Even though The Baby Boom isn’t as funny at the end as at the beginning, it contains some nice bits about Boomers that seem to have escaped from a stand-up comedy routine: “We grew up. We got married. We found true love. This wrecked the marriage. But we’re a caring generation. Sometimes we take care of the kids on weekends.”

He also nods gratefully to his elders several times during the book, pointing out that “the Greatest Generation integrated the armed forces and Little Rock Central High, passed the Civil Rights Act, sent their daughters to law school, and founded the gay liberation movement by watching Liberace on TV.” But he also blames them for the “butcher’s bill,” citing all the Vietnam War casualties “for a purpose that has yet to be explained.” (On that same theme, he adds that previous generations “did fuck-all to prevent or pre-empt” World War II and the Korean War.)

So despite all the selfish, stupid and greedy tendencies O’Rourke identifies in his fellow Boomers, how does he think his famed population cohort stacks up? He claims they are “the best generation in history. Which goes to show history stinks.” It’s hardly a surprising or profound conclusion.
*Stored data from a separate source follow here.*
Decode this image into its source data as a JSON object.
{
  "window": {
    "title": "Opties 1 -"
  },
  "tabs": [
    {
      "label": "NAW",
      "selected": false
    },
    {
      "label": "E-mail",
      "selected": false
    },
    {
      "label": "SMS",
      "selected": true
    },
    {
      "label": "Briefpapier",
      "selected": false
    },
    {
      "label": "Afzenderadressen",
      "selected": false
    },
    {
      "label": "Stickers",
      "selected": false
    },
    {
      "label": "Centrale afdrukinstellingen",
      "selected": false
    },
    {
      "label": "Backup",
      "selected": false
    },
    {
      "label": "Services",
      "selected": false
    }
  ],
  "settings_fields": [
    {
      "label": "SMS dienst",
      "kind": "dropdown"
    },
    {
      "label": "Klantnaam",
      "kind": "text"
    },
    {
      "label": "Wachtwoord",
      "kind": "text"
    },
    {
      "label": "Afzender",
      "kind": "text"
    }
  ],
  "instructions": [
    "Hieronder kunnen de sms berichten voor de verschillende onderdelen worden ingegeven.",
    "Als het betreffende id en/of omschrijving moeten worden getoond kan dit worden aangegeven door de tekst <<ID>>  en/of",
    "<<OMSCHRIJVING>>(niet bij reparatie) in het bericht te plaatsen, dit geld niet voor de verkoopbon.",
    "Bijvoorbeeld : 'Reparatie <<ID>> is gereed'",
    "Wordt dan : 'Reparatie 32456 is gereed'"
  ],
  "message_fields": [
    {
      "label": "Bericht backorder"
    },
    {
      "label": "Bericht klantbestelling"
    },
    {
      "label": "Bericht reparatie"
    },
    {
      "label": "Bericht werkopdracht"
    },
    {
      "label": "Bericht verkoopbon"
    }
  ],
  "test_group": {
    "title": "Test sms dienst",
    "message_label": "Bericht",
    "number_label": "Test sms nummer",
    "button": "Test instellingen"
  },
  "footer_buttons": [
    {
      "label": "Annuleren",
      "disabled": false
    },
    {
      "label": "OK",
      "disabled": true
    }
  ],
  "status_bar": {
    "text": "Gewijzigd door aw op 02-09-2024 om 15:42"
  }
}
Fortunately, the fun of reading The Baby Boom is in the journey, not reaching the destination.

Postscript: In an effort to promote The Baby Boom, O’Rourke recently published an article in AARP, the Magazine. It takes a somewhat more upbeat tone, reflected in the headline: “How the Boomers Saved Everything.”

Randy Cepuch was born in June 1955, smack in the middle of the Baby Boom era.